- Directed by: Saurav Vishnu
- Written by: Monica Vishnu
- Produced by: Saurav Vishnu; Ashok Kumar Tiwary;
- Narrated by: Cynthia Nixon
- Edited by: John Custodio
- Music by: Michael Whalen
- Production company: Golden Fist Films
- Distributed by: ShortsTV
- Release date: 2021;
- Running time: 52 minutes
- Country: United States
- Language: English

= Tailing Pond (film) =

2019 documentary film

Tailing Pond is a documentary film that highlights how tribal families in Jadugora, Jharkhand are experiencing harmful effects of uranium radiation exposure. The documentary is produced & directed by Saurav Vishnu and narrated by Cynthia Nixon. Tailing Pond is officially in consideration for the 93rd Academy Awards in the Documentary – Short category.

== Synopsis ==
Jadugora is a town located in Jharkhand, which is considered a uranium hub of India. The word “Jadugora” in Hindi means enchanted land. Tailing ponds are water bodies used to store unusable extracts from mining operations. Jadugora has nine such highly toxic or radioactive tailings from a nearby uranium mining facility.
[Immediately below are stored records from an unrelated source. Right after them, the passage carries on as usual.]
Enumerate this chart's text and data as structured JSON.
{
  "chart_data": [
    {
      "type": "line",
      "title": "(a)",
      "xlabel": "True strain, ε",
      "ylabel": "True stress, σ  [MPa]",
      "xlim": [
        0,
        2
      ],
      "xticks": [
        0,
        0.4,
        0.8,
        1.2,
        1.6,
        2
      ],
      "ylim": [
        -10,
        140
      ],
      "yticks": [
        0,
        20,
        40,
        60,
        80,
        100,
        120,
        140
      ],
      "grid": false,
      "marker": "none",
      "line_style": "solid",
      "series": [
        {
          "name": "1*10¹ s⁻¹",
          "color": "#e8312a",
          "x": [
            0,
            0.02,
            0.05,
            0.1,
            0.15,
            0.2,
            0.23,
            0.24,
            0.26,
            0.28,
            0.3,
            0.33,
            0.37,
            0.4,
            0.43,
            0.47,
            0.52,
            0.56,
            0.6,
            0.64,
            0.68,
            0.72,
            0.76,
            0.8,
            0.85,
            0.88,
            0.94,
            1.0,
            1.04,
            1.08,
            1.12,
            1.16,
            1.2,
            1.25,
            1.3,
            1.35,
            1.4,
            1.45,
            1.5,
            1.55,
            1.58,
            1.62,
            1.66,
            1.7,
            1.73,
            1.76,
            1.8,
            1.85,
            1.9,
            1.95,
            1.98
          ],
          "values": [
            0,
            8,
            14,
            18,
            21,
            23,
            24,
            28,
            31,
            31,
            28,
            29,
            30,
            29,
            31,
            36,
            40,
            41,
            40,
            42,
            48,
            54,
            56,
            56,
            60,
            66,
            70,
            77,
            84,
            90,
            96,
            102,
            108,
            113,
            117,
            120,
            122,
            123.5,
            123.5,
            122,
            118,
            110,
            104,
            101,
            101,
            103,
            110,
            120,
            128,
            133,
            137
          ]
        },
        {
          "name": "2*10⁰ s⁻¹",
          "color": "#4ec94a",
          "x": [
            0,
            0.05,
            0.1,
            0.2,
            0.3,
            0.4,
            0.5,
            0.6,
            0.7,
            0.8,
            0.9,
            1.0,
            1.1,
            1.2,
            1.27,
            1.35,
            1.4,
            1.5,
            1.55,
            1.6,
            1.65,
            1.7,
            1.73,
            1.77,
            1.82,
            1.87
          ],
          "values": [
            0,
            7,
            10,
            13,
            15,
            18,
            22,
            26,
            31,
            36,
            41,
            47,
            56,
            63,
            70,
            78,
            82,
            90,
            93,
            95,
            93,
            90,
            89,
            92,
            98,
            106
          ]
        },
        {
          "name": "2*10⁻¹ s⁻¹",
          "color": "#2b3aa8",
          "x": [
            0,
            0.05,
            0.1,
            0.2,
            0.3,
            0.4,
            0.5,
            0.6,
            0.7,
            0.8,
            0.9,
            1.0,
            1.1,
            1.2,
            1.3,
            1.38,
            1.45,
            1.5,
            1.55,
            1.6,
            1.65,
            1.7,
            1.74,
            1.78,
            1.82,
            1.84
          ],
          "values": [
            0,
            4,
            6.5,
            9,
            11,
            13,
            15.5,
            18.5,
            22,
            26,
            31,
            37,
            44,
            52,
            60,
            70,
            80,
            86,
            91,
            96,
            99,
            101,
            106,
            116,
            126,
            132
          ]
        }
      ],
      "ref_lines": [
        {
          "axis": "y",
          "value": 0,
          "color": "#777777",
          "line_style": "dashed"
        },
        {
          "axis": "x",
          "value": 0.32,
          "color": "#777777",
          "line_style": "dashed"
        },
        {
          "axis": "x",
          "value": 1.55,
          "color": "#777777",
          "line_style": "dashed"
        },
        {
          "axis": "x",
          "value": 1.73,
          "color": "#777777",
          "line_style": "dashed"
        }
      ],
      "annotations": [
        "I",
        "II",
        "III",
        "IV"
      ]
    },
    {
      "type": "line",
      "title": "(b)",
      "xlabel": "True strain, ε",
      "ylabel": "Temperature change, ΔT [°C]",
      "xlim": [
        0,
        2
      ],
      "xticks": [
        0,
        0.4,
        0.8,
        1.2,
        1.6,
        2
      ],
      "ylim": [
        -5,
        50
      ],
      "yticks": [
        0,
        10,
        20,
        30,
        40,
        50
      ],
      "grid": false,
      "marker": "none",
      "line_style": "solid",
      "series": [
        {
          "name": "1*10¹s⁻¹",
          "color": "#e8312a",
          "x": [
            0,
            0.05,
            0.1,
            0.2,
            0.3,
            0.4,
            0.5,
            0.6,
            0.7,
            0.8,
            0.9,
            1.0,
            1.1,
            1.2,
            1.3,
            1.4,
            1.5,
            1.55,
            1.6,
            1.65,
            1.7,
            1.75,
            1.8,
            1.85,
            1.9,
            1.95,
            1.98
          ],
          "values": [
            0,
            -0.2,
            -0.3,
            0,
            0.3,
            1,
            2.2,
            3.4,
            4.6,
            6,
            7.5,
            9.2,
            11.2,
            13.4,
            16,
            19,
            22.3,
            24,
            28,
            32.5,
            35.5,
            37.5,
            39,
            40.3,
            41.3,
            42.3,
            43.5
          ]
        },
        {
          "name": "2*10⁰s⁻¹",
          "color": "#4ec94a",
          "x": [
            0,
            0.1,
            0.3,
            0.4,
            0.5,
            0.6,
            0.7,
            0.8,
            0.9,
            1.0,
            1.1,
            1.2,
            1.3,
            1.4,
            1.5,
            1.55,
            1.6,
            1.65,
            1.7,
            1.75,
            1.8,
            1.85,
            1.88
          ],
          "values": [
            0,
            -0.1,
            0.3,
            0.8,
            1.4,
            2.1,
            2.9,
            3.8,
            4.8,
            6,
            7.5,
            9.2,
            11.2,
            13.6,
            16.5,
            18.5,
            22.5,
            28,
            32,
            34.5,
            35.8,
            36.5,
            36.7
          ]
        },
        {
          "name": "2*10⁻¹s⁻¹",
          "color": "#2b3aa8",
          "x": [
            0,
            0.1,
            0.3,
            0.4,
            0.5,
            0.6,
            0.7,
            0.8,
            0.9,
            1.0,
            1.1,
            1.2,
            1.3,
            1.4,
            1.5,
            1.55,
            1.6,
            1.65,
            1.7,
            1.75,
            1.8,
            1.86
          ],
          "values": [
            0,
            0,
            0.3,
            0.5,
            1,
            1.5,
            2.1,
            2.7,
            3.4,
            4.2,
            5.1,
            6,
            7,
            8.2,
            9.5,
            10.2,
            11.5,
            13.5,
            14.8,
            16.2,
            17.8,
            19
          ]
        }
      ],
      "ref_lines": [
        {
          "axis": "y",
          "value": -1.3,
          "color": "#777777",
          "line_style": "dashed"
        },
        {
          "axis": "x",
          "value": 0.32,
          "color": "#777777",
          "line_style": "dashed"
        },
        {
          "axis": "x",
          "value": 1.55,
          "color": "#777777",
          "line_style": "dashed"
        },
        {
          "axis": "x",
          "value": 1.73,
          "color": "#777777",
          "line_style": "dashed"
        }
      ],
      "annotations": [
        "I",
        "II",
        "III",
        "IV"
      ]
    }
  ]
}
The plot revolves around how the Indian government might be continuously overlooking the villager’s wellbeing. Decades of multi-generational effects of exposure to radiation are visible in the form of stillbirths, skeletal deformity, fatal illness, and other harmful effects.

== History ==

The uranium deposits at Jadugora were discovered in the year 1951. The year 1967 saw the formation of the Uranium Corporation of India (UCIL) for the mining and milling of uranium ore in India. Jadugora became the first uranium mine of India, with a plant located close to the mine being used to process the uranium ore. Several tribal families used to live nearby for centuries and continue to live there to this day. The short film seeks to draw attention to nuclear waste dumping, and the resultant suffering of the tribals over many generations.

== Reception ==
Speaking about the project, the film narrator Cynthia Nixon said:When Saurav approached me for ‘Tailing Pond’ I was overwhelmed by the story. After learning about the suffering of innocent tribal people, I decided to lend my voice to the project. Jadugora is a small village in Jharkhand, India, and the local communities have been victimized by diseases caused by radioactive waste for generations. I feel proud to be part of the project as it strives to bring global awareness of the horrors being experienced by the people of Jadugora. I hope audiences are as moved by the story as I have been and that our film helps bring about positive change.The film has so far been screened at about 50 film festivals worldwide. It has collected over fifteen awards including the New York Indian Film Festival (Best Film), the Jaipur International Film Festival (Best Film), and the Calcutta International Cult Film Festival (Best Documentary Film). Tailing Pond’s worldwide TV premiere was on the ShortsTV network on Saturday, November 20, 2021.
Tailing Pond has been confirmed for a six-episode docu-series in 2022-2023. The upcoming docu-series will highlight the other tailing ponds in and around the villages.